Riding the shoulders of a 32-point, 14-rebound effort from All-Star forward Karl Malone and a bench that outplayed Los Angeles every minute, the Jazz earned their second consecutive trip to the NBA Finals with a 96-92 win over the Lakers for a four-game sweep in the Western Conference finals.
This was only the fifth playoff sweep of the Lakers.
"This is special, no doubt about it," a stoic Malone said afterward. "I'll admit it, it's nice to take the Lakers out in this fashion. But we didn't come here to win a conference finals. We came for the ring. There's still one round to go."
That probably explains why the Jazz got this far. Their goal never changed.
After losing to Chicago in last year's NBA Finals, Utah responded with a league-best 62-21 record this season, capturing home-court advantage throughout the playoffs. The combination of their physical play, which nearly pushed the Bulls to the brink last season, along with their rabid crowds, left enough basketball fans wondering if someone, indeed, could dethrone Michael Jordan and company.

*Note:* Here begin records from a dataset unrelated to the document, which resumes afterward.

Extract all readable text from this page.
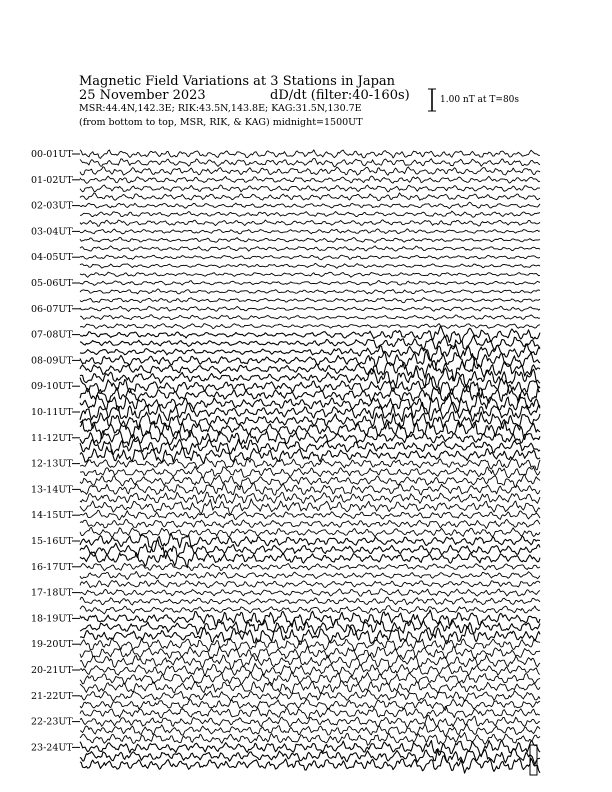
Magnetic Field Variations at 3 Stations in Japan
25 November 2023	dD/dt (filter:40-160s)
MSR:44.4N,142.3E; RIK:43.5N,143.8E; KAG:31.5N,130.7E
(from bottom to top, MSR, RIK, & KAG) midnight=1500UT
1.00 nT at T=80s
00-01UT
01-02UT
02-03UT
03-04UT
04-05UT
05-06UT
06-07UT
07-08UT
08-09UT
09-10UT
10-11UT
11-12UT
12-13UT
13-14UT
14-15UT
15-16UT
16-17UT
17-18UT
18-19UT
19-20UT
20-21UT
21-22UT
22-23UT
23-24UT
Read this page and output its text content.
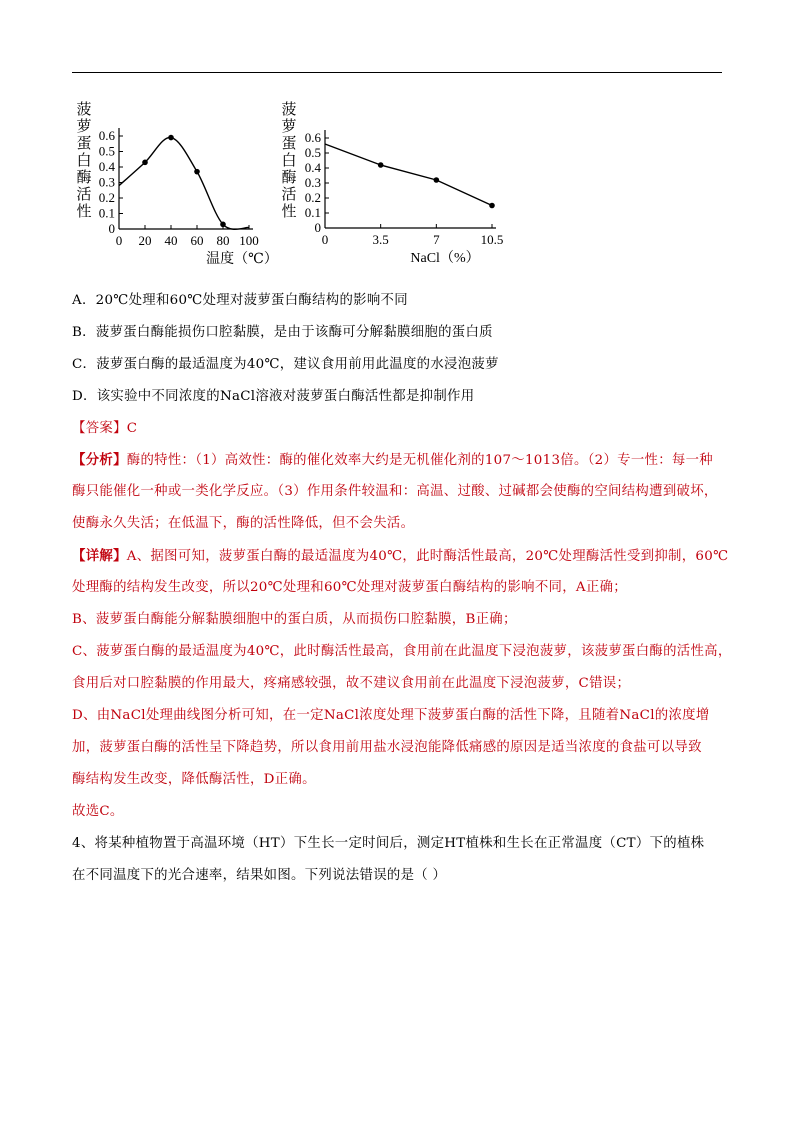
0
0.1
0.2
0.3
0.4
0.5
0.6
0 20 40 60 80 100
菠萝蛋白酶活性
温度（℃）
0
0.1
0.2
0.3
0.4
0.5
0.6
0	3.5	7	10.5
菠萝蛋白酶活性
NaCl（%）
A．20℃处理和60℃处理对菠萝蛋白酶结构的影响不同
B．菠萝蛋白酶能损伤口腔黏膜，是由于该酶可分解黏膜细胞的蛋白质
C．菠萝蛋白酶的最适温度为40℃，建议食用前用此温度的水浸泡菠萝
D．该实验中不同浓度的NaCl溶液对菠萝蛋白酶活性都是抑制作用
【答案】C
【分析】酶的特性：（1）高效性：酶的催化效率大约是无机催化剂的107～1013倍。（2）专一性：每一种
酶只能催化一种或一类化学反应。（3）作用条件较温和：高温、过酸、过碱都会使酶的空间结构遭到破坏，
使酶永久失活；在低温下，酶的活性降低，但不会失活。
【详解】A、据图可知，菠萝蛋白酶的最适温度为40℃，此时酶活性最高，20℃处理酶活性受到抑制，60℃
处理酶的结构发生改变，所以20℃处理和60℃处理对菠萝蛋白酶结构的影响不同，A正确；
B、菠萝蛋白酶能分解黏膜细胞中的蛋白质，从而损伤口腔黏膜，B正确；
C、菠萝蛋白酶的最适温度为40℃，此时酶活性最高，食用前在此温度下浸泡菠萝，该菠萝蛋白酶的活性高，
食用后对口腔黏膜的作用最大，疼痛感较强，故不建议食用前在此温度下浸泡菠萝，C错误；
D、由NaCl处理曲线图分析可知，在一定NaCl浓度处理下菠萝蛋白酶的活性下降，且随着NaCl的浓度增
加，菠萝蛋白酶的活性呈下降趋势，所以食用前用盐水浸泡能降低痛感的原因是适当浓度的食盐可以导致
酶结构发生改变，降低酶活性，D正确。
故选C。
4、将某种植物置于高温环境（HT）下生长一定时间后，测定HT植株和生长在正常温度（CT）下的植株
在不同温度下的光合速率，结果如图。下列说法错误的是（ ）
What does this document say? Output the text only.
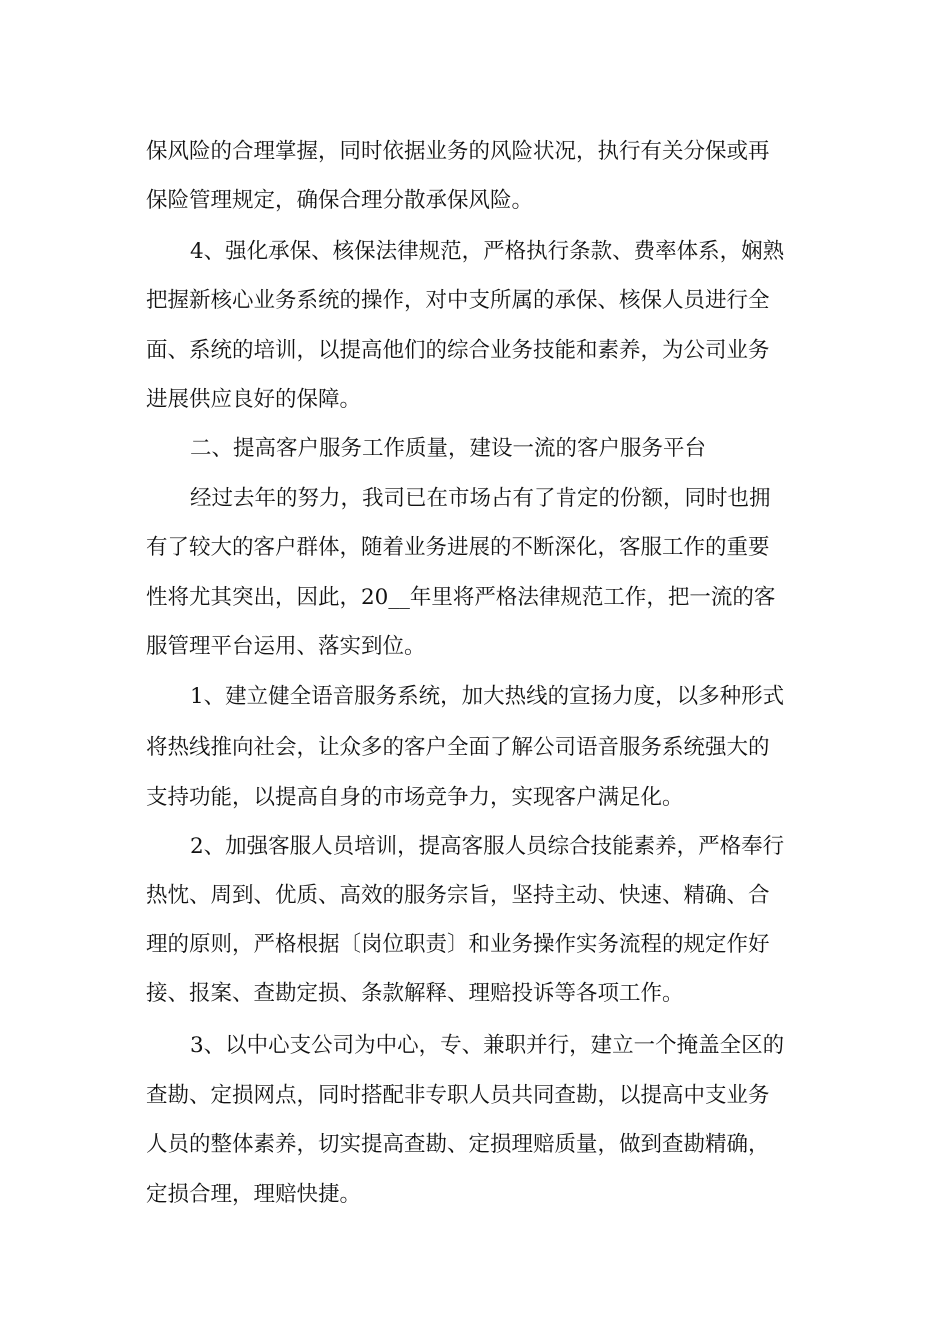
保风险的合理掌握，同时依据业务的风险状况，执行有关分保或再
保险管理规定，确保合理分散承保风险。
4、强化承保、核保法律规范，严格执行条款、费率体系，娴熟
把握新核心业务系统的操作，对中支所属的承保、核保人员进行全
面、系统的培训，以提高他们的综合业务技能和素养，为公司业务
进展供应良好的保障。
二、提高客户服务工作质量，建设一流的客户服务平台
经过去年的努力，我司已在市场占有了肯定的份额，同时也拥
有了较大的客户群体，随着业务进展的不断深化，客服工作的重要
性将尤其突出，因此，20__年里将严格法律规范工作，把一流的客
服管理平台运用、落实到位。
1、建立健全语音服务系统，加大热线的宣扬力度，以多种形式
将热线推向社会，让众多的客户全面了解公司语音服务系统强大的
支持功能，以提高自身的市场竞争力，实现客户满足化。
2、加强客服人员培训，提高客服人员综合技能素养，严格奉行
热忱、周到、优质、高效的服务宗旨，坚持主动、快速、精确、合
理的原则，严格根据〔岗位职责〕和业务操作实务流程的规定作好
接、报案、查勘定损、条款解释、理赔投诉等各项工作。
3、以中心支公司为中心，专、兼职并行，建立一个掩盖全区的
查勘、定损网点，同时搭配非专职人员共同查勘，以提高中支业务
人员的整体素养，切实提高查勘、定损理赔质量，做到查勘精确，
定损合理，理赔快捷。
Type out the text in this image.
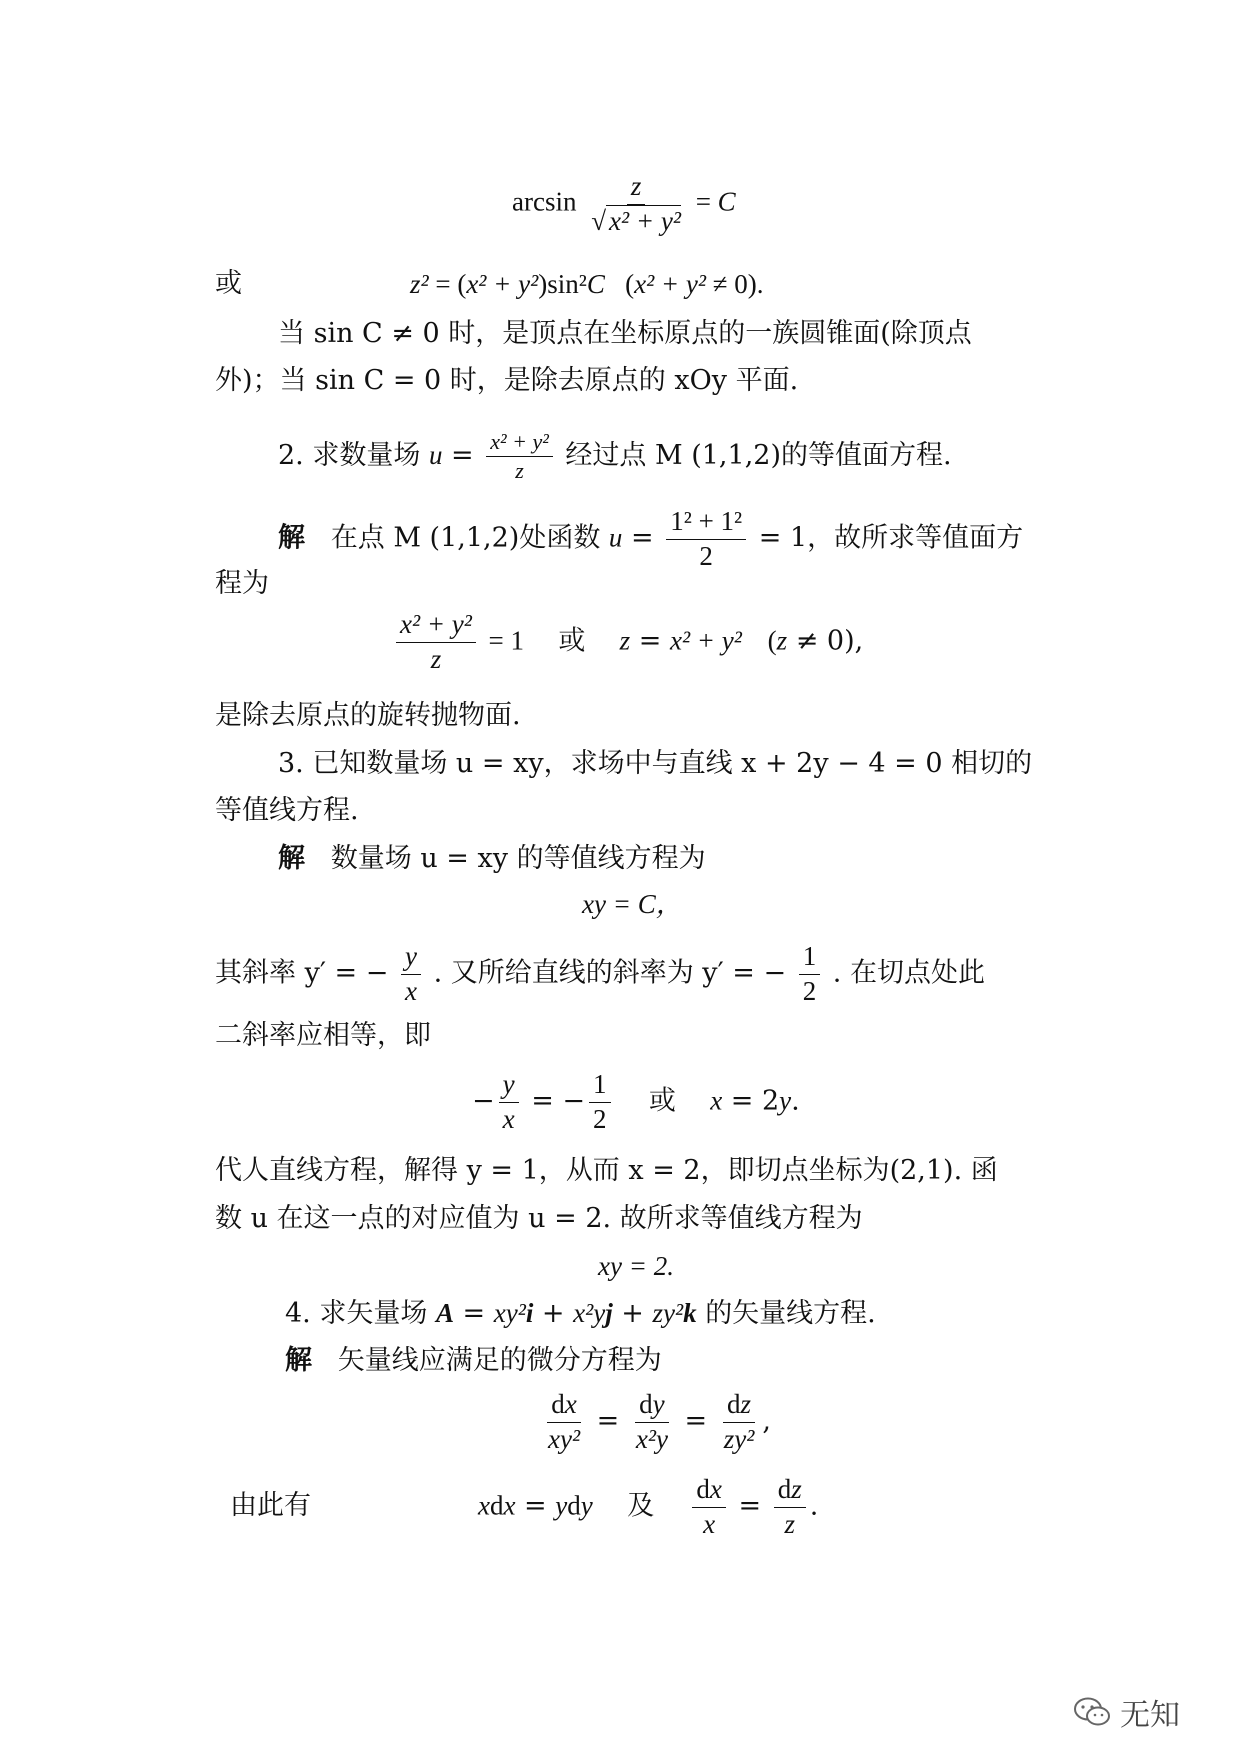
$\arcsin \frac{z}{\text{√ x² + y²}} = C$
或	z² = (x² + y²)sin²C   (x² + y² ≠ 0).
当 sin C ≠ 0 时，是顶点在坐标原点的一族圆锥面(除顶点
外)；当 sin C = 0 时，是除去原点的 xOy 平面.
2. 求数量场 $u = \frac{\text{x² + y²}}{z}$ 经过点 M (1,1,2)的等值面方程.
解 在点 M (1,1,2)处函数 $u = \frac{\text{1² + 1²}}{2} = 1$，故所求等值面方
程为
$\frac{\text{x² + y²}}{z} = 1$ 或 z = x² + y² (z ≠ 0),
是除去原点的旋转抛物面.
3. 已知数量场 u = xy，求场中与直线 x + 2y − 4 = 0 相切的
等值线方程.
解 数量场 u = xy 的等值线方程为
xy = C，
其斜率 y′ = − $\frac{y}{x}$ . 又所给直线的斜率为 y′ = − $\frac{1}{2}$ . 在切点处此
二斜率应相等，即
− $\frac{y}{x}$ = − $\frac{1}{2}$ 或 x = 2y.
代人直线方程，解得 y = 1，从而 x = 2，即切点坐标为(2,1). 函
数 u 在这一点的对应值为 u = 2. 故所求等值线方程为
xy = 2.
4. 求矢量场 A = xy²i + x²yj + zy²k 的矢量线方程.
解 矢量线应满足的微分方程为
$\frac{dx}{\text{xy²}} = \frac{dy}{\text{x²y}} = \frac{dz}{\text{zy²}}$ ,
由此有	xdx = ydy 及 $\frac{dx}{x} = \frac{dz}{z}$ .
无知
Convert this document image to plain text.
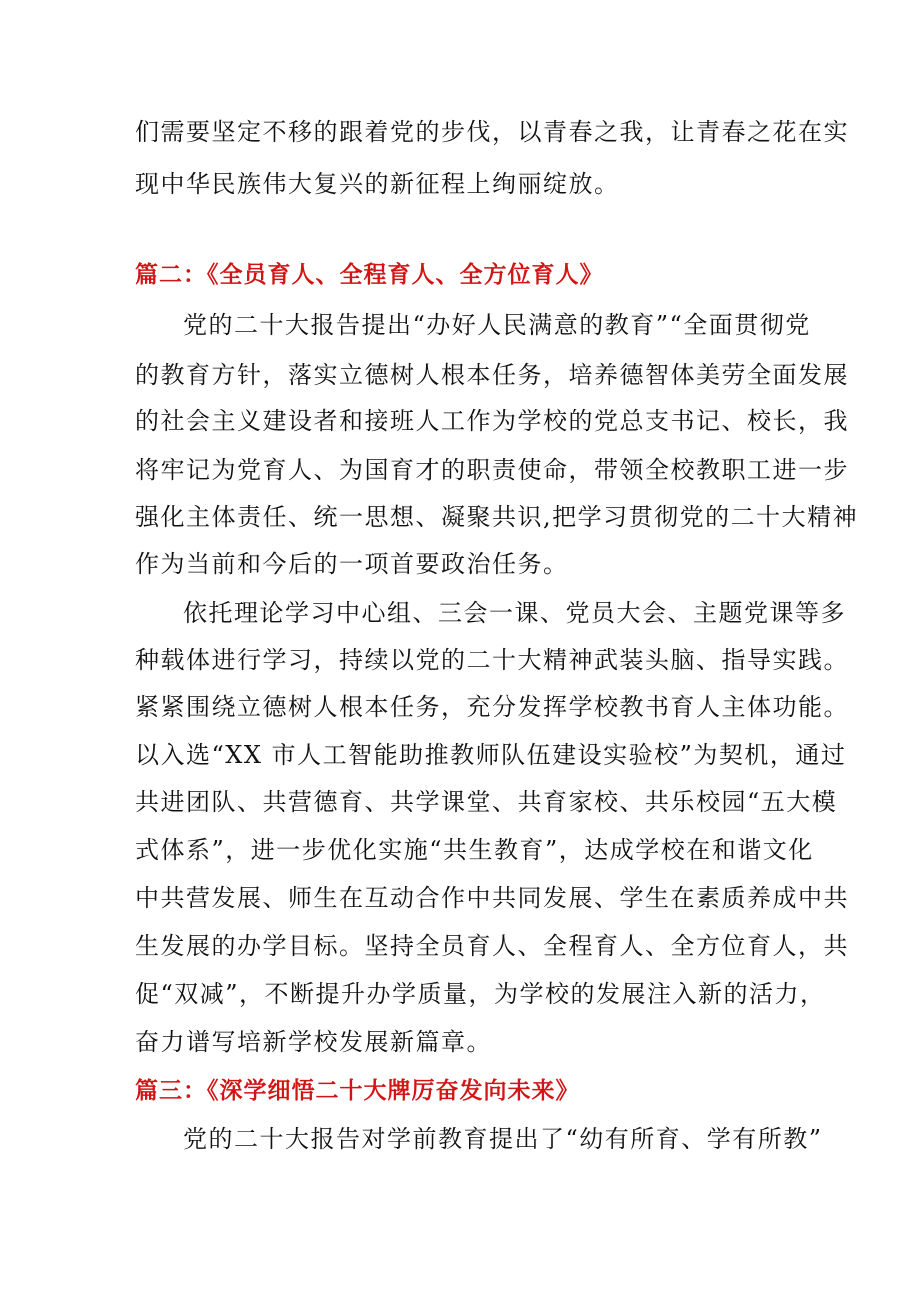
们需要坚定不移的跟着党的步伐，以青春之我，让青春之花在实
现中华民族伟大复兴的新征程上绚丽绽放。
篇二：《全员育人、全程育人、全方位育人》
党的二十大报告提出“办好人民满意的教育”“全面贯彻党
的教育方针，落实立德树人根本任务，培养德智体美劳全面发展
的社会主义建设者和接班人工作为学校的党总支书记、校长，我
将牢记为党育人、为国育才的职责使命，带领全校教职工进一步
强化主体责任、统一思想、凝聚共识,把学习贯彻党的二十大精神
作为当前和今后的一项首要政治任务。
依托理论学习中心组、三会一课、党员大会、主题党课等多
种载体进行学习，持续以党的二十大精神武装头脑、指导实践。
紧紧围绕立德树人根本任务，充分发挥学校教书育人主体功能。
以入选“XX 市人工智能助推教师队伍建设实验校”为契机，通过
共进团队、共营德育、共学课堂、共育家校、共乐校园“五大模
式体系”，进一步优化实施“共生教育”，达成学校在和谐文化
中共营发展、师生在互动合作中共同发展、学生在素质养成中共
生发展的办学目标。坚持全员育人、全程育人、全方位育人，共
促“双减”，不断提升办学质量，为学校的发展注入新的活力，
奋力谱写培新学校发展新篇章。
篇三：《深学细悟二十大牌厉奋发向未来》
党的二十大报告对学前教育提出了“幼有所育、学有所教”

The Lakers were standing in their way, however.
The team from L.A. that started the season with a franchise-best 11-0 start. The team that sent four players -- the largest one-team contingent in the past 15 years -- to the All-Star Game in February. The squad with star center Shaquille O'Neal and the heir apparent to Jordan in Kobe Bryant.
The team that followed a semifinals playoff loss to Utah last season by winning three of four against the Jazz this season, supposedly looking for vengeance.
"Don't even bring that up," said O'Neal, who scored 38 on 14-of-24 shooting yesterday. "That doesn't mean anything right now. I'm just frustrated.
"It just seemed to me like we were satisfied once we got by the Sonics. Everyone was saying we wouldn't beat them. So when we did, I think we thought that was enough."
In four games, the Lakers not only failed to win a game, but they also could barely buy a quarter. In 16 quarters, they lost 12, won two and tied for two. Yesterday, the Lakers were outscored in three quarters.
"The last thing we wanted to do was give them life," Jazz guard Bryon Russell said.
The Jazz held the Lakers to 31.8 percent (seven of 22) shooting in the first quarter, and 34.1 percent (14 of 41) by the half, when it led 47-38 in the midst of 16-for-31 (51.6 percent) team shooting and 18 points by Malone.
The third quarter showed Utah's dominance, as it prevented the Lakers from making any noise by using Malone's strength, Jeff Hornacek's shooting and dominant defense to stop the Lakers.
Once the fourth quarter arrived, matters just got worse.
"We kept fighting and fighting," said Lakers guard Nick Van Exel (11 points). "We just couldn't get over that hill."
O'Neal tried by himself, scoring 19 in the fourth quarter and eight of the Lakers' final 11 points, but matters became too much even for him.
At no time was it more noticeable in this series than with 26.3 seconds left in regulation. O'Neal, with the Lakers trailing 90-87, had the ball on the blocks and passed it out to a wide-open Rick Fox behind the three-point line.
Fox, looking petrified, elected to pass the ball back inside to O'Neal, who was fouled.
Shooting 25 of 51 on free throws in the series and known as one of the league's worst foul shooters, O'Neal stayed true to form, botching both.
"It's unimaginable to me how guys could pass up wide-open shots," Lakers general manager Jerry West said. "It's inexcusable. That's what they're there for."
Utah didn't have that problem. The Jazz shot 47.7 percent for the game and made 15 straight free throws down the stretch.
"That's why we're going to the Finals," center Greg Foster said.
It's why they are the best in the West. Again.